É por essa singela razão que os americanos podem fazer tantos filmes críticos à guerra e ao mesmo tempo viver em guerra incessante contra nações autônomas e independentes. O mesmo modelo usado desde muitos séculos, não? Eles bem sabem que as críticas servem para oferecer aos sujeitos (nós) a ideia de que algo está sendo feito e que o poder instituído escuta nossos apelos, quando em verdade tudo o que fazem visa manter este poder intocado. Ou seja: questione-se a estupidez da guerra, mas o limite da crítica é o imperialismo e a consciência dos povos periféricos. Por isso Hollywood pode fazer filmes que esculhambam a própria indústria cinematográfica, desde que não atinjam sua pervasividade no mundo e sua forte propaganda burguesa.

O mesmo ocorre com a democracia liberal: podemos questionar, brigar, acusar, protestar livremente. Ninguém vai reclamar das críticas, mas esse modelo vale apenas quando os conservadores e liberais vencem, e até quando a vitória é da “esquerda moderna”, como Boric, que jamais vai atacar as estruturas da sociedade de classes. Entretanto, se os setores excluídos são minimamente representados e a mais suave ameaça ocorre ao sistema excludente e concentrador do rentismo, imediatamente soa o “alarme de ameaça comunista”, e não há problema algum em apelar para um iletrado e ignorante como Bolsonaro para “salvar a liberdade”. E se isso falhar, não haverá escrúpulo algum em chamar os militares para que venham “assegurar os valores democráticos” – através de uma ditadura.

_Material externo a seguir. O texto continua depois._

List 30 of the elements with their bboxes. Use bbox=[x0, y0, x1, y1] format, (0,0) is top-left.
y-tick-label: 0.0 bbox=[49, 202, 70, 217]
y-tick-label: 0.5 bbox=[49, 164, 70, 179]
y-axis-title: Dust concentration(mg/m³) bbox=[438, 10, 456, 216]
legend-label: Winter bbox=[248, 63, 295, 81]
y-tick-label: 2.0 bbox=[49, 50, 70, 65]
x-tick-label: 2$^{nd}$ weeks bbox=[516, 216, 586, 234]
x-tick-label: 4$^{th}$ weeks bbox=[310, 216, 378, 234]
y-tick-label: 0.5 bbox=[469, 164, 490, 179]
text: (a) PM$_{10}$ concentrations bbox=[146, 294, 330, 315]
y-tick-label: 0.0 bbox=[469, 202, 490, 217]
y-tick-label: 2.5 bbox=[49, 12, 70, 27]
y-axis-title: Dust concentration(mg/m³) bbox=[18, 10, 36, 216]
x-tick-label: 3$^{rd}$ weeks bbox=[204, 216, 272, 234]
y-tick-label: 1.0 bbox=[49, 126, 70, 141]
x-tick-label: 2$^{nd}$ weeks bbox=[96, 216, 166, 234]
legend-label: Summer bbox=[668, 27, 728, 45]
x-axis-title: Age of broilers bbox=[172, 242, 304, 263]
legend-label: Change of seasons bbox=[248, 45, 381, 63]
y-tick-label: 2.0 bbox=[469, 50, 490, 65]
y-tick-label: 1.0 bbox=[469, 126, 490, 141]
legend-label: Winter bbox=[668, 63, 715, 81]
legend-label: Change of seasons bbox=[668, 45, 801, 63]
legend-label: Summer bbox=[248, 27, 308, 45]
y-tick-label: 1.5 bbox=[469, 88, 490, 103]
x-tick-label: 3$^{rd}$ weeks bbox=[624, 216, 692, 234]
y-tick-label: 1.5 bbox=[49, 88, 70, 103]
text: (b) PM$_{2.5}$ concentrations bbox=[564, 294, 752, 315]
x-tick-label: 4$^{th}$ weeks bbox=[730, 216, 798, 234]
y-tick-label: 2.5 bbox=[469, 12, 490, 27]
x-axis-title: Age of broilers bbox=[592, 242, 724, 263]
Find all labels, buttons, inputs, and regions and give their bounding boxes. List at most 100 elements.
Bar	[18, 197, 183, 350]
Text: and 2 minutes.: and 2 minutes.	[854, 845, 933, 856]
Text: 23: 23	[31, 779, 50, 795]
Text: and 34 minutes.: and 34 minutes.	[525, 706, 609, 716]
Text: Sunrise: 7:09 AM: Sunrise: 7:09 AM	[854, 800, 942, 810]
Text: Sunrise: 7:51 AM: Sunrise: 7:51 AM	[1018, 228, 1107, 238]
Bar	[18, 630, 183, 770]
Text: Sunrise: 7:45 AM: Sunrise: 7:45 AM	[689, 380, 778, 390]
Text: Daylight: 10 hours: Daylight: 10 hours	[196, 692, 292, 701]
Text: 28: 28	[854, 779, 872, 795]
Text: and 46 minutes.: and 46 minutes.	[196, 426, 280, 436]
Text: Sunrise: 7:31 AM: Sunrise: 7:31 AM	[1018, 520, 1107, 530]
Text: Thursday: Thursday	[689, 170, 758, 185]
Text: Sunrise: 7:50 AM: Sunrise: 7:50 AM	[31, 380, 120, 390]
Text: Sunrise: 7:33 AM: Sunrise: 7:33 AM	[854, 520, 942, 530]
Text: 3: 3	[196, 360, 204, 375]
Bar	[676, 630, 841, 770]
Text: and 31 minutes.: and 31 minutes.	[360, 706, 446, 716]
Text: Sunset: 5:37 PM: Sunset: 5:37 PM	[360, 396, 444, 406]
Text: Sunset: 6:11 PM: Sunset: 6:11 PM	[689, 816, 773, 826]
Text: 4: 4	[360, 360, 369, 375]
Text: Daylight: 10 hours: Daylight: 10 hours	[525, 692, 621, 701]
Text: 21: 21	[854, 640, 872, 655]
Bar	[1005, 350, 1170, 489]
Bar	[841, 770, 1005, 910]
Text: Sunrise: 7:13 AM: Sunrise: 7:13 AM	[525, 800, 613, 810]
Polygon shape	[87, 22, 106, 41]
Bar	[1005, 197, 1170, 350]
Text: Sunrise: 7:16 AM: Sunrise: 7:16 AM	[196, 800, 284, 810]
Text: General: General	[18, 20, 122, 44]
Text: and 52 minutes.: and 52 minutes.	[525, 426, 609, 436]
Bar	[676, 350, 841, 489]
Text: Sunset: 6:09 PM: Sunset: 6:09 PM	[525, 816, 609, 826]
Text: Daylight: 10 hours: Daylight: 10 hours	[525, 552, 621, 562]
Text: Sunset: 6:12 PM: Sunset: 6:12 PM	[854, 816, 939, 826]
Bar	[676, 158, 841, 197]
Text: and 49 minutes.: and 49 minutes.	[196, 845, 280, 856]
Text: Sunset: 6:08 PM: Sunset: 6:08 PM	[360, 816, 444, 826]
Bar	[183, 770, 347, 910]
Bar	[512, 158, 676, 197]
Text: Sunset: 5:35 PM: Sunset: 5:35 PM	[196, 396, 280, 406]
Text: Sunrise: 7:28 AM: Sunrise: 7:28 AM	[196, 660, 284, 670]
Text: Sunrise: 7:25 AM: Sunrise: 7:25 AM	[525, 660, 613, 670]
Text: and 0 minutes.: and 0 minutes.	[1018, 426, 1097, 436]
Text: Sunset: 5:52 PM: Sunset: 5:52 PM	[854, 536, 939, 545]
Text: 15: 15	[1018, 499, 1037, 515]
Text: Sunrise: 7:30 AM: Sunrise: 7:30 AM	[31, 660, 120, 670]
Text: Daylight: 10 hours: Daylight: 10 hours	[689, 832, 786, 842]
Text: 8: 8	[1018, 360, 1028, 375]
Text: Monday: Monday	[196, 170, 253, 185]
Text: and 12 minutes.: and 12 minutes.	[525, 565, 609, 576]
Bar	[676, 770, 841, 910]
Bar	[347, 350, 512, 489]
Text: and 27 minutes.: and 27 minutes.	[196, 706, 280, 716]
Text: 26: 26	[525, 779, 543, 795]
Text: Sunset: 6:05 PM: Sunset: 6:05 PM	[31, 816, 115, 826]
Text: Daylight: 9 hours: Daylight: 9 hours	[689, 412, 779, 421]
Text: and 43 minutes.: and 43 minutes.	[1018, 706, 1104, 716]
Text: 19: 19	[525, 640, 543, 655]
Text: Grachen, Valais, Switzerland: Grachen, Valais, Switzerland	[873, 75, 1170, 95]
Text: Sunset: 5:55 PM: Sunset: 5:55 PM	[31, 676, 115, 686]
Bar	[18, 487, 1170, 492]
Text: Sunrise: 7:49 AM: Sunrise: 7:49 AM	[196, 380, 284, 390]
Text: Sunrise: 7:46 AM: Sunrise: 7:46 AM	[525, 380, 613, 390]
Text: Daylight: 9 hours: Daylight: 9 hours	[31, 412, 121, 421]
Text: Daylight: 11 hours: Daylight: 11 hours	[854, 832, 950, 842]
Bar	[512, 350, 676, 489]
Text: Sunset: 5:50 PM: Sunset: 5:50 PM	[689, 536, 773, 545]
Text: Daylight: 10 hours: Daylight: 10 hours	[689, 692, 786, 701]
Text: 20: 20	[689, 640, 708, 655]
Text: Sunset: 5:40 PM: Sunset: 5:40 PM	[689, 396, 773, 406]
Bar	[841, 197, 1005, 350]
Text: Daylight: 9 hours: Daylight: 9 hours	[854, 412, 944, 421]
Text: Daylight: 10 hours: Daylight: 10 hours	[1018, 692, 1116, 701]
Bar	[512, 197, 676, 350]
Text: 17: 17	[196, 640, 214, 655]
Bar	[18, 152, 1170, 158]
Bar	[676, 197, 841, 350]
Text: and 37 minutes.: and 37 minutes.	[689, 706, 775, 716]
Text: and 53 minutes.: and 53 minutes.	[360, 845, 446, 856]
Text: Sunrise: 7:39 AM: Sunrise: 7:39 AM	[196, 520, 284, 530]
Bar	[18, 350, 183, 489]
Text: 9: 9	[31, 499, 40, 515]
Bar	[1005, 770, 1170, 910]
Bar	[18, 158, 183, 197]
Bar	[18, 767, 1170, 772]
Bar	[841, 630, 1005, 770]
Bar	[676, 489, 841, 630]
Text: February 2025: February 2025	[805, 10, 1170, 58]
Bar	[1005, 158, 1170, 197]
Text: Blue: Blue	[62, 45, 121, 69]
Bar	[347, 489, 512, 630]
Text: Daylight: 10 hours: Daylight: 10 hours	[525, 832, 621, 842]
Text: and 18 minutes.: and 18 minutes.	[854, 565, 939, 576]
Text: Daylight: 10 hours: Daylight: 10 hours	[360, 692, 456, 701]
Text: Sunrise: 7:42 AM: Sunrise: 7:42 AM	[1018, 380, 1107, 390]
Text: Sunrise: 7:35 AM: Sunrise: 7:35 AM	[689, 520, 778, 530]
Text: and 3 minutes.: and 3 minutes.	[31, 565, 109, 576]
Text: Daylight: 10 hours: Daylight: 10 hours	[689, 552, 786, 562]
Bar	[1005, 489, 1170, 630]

Barbie apresenta essa miragem de renovação e empoderamento, reforçando as bases estruturantes do capitalismo – onde tudo vira mercadoria – enquanto oferece aos revolucionários da poltrona a miragem de que algo real está sendo feito para mudar o mundo. Essa sociedade capitalista precisa de pessoas que se contentam com os Bobos da Corte e suas piadas ácidas… e inúteis.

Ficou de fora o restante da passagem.